上のスシローの例も、GAFAとスシローのコアを掴んでいるからこそ、生み出せるたとえなのだと思います。

昨日ご紹介した橋口幸生さんの『100案思考』の巻末に、橋口さんと三浦さんの対談が収録されています。


わたしが「アイデアの捨て方」を研修で取り上げたいと考えていたとき、この本に出会えていればなーと思った一冊です。

「人格とアイデアの区別ができない人」への対応として、三浦さんの本では「つくる」と「選ぶ」に分けることが重要と説明されていました。なぜなら、アイデアを出した人にはどうしてもプランに対する愛着が生まれてしまうから。これはたぶん、配慮なのでしょうね。

三浦さんや橋口さんのような、何十年もアイデアを生んできたプロの方でも難しいことなのですよね……。
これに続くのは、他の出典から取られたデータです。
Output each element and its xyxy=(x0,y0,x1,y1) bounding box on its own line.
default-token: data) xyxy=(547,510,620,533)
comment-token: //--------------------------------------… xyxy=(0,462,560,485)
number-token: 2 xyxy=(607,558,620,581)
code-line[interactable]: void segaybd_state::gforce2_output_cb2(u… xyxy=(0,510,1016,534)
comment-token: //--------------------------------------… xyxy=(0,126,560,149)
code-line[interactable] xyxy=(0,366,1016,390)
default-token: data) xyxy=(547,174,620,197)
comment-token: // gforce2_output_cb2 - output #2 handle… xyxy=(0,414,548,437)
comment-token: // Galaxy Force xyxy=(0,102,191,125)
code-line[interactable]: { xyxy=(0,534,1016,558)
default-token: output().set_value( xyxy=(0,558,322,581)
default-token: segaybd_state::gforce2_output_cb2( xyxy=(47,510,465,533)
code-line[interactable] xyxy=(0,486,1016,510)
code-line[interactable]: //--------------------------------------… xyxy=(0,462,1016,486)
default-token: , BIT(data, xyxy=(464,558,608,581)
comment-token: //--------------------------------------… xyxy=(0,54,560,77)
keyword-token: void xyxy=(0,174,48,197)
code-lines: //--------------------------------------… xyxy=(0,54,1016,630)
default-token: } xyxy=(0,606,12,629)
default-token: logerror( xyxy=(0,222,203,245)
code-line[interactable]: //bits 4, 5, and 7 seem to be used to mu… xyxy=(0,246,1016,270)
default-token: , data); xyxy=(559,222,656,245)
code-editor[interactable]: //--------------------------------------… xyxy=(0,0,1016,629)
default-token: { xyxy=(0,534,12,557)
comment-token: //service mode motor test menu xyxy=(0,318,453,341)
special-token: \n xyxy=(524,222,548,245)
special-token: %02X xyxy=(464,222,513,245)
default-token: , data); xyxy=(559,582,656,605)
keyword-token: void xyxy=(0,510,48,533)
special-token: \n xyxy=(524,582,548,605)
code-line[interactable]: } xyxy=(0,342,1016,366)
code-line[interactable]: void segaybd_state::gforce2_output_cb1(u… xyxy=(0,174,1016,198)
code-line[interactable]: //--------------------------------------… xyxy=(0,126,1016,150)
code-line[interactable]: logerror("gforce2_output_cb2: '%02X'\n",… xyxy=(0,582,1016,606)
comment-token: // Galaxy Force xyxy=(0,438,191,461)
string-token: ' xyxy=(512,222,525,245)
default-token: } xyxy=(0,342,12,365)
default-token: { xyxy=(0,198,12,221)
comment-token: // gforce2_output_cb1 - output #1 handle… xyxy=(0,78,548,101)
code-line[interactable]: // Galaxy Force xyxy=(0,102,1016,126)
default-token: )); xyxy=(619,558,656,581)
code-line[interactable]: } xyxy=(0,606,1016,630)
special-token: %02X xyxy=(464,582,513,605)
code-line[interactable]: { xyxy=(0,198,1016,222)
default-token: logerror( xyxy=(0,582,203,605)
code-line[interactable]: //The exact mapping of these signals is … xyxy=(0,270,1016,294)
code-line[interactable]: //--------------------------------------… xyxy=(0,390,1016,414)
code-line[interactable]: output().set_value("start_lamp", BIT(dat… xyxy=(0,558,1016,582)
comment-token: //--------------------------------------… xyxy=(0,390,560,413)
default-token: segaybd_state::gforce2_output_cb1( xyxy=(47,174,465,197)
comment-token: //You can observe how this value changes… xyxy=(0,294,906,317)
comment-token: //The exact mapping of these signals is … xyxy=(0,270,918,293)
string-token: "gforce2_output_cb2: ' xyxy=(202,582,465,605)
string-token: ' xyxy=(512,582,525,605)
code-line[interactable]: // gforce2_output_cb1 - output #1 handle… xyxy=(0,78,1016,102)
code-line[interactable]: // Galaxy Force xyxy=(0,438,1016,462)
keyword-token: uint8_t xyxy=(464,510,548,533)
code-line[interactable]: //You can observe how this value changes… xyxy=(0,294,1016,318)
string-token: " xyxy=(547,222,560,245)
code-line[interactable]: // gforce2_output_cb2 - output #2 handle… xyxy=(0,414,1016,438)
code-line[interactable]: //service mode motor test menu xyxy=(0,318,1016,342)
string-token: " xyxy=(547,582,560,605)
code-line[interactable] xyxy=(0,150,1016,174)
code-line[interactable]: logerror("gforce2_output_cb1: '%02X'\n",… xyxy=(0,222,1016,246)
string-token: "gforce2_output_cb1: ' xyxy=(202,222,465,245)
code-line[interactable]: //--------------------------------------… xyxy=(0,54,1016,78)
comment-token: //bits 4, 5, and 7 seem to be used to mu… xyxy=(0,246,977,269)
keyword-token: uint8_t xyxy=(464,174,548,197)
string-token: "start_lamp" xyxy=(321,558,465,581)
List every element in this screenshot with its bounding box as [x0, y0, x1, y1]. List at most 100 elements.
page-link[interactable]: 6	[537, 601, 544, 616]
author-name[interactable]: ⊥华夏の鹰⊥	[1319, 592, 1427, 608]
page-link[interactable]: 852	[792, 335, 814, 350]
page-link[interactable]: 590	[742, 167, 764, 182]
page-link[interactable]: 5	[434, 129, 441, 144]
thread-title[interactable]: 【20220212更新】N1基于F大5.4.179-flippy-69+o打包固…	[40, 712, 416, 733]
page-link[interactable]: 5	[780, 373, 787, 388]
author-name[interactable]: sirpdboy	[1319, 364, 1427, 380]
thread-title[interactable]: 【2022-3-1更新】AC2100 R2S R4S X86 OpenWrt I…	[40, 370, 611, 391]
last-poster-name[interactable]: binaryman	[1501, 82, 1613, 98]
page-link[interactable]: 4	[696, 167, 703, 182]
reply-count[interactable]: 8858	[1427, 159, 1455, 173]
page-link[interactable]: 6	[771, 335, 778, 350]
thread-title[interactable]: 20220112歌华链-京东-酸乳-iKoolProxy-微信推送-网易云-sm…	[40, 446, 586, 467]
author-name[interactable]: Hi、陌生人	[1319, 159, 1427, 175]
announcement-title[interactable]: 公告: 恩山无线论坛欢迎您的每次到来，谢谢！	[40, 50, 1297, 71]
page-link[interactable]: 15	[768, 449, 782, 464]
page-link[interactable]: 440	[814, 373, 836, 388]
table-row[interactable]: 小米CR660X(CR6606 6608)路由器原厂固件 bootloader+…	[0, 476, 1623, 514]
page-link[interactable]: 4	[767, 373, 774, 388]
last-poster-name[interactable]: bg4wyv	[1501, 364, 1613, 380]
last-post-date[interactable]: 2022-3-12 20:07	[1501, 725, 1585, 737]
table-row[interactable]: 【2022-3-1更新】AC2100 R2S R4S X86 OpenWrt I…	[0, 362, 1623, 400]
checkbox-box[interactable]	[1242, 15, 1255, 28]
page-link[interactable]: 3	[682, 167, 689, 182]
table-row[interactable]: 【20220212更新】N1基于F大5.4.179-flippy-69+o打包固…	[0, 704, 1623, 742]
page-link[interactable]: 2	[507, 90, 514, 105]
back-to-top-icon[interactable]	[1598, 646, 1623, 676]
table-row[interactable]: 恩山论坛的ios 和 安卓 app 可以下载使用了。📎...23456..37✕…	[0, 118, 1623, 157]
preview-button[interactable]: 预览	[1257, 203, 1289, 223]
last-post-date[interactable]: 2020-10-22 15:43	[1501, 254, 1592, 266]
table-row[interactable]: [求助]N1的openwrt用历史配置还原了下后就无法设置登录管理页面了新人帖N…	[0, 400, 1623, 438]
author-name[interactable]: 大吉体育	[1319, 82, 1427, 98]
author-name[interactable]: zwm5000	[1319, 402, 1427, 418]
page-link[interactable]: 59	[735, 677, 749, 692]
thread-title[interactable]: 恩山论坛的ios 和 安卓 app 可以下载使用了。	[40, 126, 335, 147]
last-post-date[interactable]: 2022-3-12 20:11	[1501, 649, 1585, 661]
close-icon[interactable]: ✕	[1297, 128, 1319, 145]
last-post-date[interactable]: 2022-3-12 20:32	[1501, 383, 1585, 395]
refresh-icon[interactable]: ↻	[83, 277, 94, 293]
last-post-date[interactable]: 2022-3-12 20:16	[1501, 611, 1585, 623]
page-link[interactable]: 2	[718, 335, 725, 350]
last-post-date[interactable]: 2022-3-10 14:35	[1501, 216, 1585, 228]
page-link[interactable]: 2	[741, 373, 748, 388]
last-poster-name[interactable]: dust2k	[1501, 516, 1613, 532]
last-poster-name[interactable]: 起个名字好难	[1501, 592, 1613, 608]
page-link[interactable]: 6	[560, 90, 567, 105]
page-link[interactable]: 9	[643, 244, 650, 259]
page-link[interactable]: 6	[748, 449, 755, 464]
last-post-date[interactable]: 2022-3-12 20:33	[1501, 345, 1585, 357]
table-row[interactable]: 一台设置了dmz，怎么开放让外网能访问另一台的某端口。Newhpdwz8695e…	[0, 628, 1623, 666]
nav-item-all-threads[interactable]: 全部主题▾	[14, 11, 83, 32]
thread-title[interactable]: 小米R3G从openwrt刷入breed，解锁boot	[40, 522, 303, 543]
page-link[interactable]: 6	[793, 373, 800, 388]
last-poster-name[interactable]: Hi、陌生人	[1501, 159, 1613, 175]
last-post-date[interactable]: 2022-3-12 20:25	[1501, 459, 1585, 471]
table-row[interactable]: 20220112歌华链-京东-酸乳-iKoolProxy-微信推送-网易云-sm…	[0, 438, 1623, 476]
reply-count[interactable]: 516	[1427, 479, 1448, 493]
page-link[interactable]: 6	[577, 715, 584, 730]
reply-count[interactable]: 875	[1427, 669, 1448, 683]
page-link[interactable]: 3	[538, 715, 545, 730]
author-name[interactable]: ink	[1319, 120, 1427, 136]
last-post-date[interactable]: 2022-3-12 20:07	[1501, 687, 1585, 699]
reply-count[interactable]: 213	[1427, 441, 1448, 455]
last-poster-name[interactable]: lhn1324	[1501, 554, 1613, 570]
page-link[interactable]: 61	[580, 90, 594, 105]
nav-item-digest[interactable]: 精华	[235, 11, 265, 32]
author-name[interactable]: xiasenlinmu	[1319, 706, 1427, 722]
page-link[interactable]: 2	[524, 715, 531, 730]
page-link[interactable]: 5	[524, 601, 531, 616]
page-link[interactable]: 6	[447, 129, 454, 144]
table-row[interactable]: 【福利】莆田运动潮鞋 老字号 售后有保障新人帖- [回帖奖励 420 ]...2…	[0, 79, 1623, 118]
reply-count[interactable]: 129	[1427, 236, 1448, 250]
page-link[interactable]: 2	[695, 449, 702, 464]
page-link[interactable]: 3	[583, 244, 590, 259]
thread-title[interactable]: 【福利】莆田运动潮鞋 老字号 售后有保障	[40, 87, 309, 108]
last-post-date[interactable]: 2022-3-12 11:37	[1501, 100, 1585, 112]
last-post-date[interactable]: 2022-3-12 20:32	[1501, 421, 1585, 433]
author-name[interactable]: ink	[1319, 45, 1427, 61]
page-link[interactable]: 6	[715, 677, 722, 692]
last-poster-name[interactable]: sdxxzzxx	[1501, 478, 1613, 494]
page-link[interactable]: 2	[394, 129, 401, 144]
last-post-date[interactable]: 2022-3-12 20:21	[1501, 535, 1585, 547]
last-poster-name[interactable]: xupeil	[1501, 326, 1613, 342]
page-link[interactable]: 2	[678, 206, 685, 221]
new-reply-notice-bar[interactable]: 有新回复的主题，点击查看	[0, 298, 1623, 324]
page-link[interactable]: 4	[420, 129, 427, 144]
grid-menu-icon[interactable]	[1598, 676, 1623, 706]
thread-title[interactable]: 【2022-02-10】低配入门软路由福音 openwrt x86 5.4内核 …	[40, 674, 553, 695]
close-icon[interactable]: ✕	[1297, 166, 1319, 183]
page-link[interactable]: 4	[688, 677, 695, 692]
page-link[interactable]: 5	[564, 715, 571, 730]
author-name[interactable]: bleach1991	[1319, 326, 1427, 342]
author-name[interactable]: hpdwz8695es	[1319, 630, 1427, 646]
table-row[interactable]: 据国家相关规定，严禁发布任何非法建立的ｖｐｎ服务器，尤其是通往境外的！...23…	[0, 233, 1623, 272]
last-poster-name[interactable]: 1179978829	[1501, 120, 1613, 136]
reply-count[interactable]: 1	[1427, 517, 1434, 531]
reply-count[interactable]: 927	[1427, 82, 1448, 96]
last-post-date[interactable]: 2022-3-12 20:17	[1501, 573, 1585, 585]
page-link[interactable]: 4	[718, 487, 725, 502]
対談の話に戻ると、橋口さんは発想法として「商品」「競合」「消費者」「世の中」の4つの切り口を教わったのだそう。これに対して、三浦さんは「社会」「未来」「人生」3つのベクトルを挙げておられます。

社会:社会に対してどんな意味があるか

未来:未来で広がったらどうなるか

人生:自分にとって、あるいは熱狂しているユーザーの人生にとってどんな意味があるか

この「未来」という視点にこそ、三浦さんの独自性が表れているとのこと。まさに、その「未来」視点に、熱さを感じたのです。


誰もが発信者となれるいまの時代は、誰もが変化の起点になることができるということでもあります。自分の意思を「誰かに伝えたい」ところから始まるクリエイティブ。自分にもできるような気がしてくるから不思議。熱い人の熱さは伝染するんですね、きっと。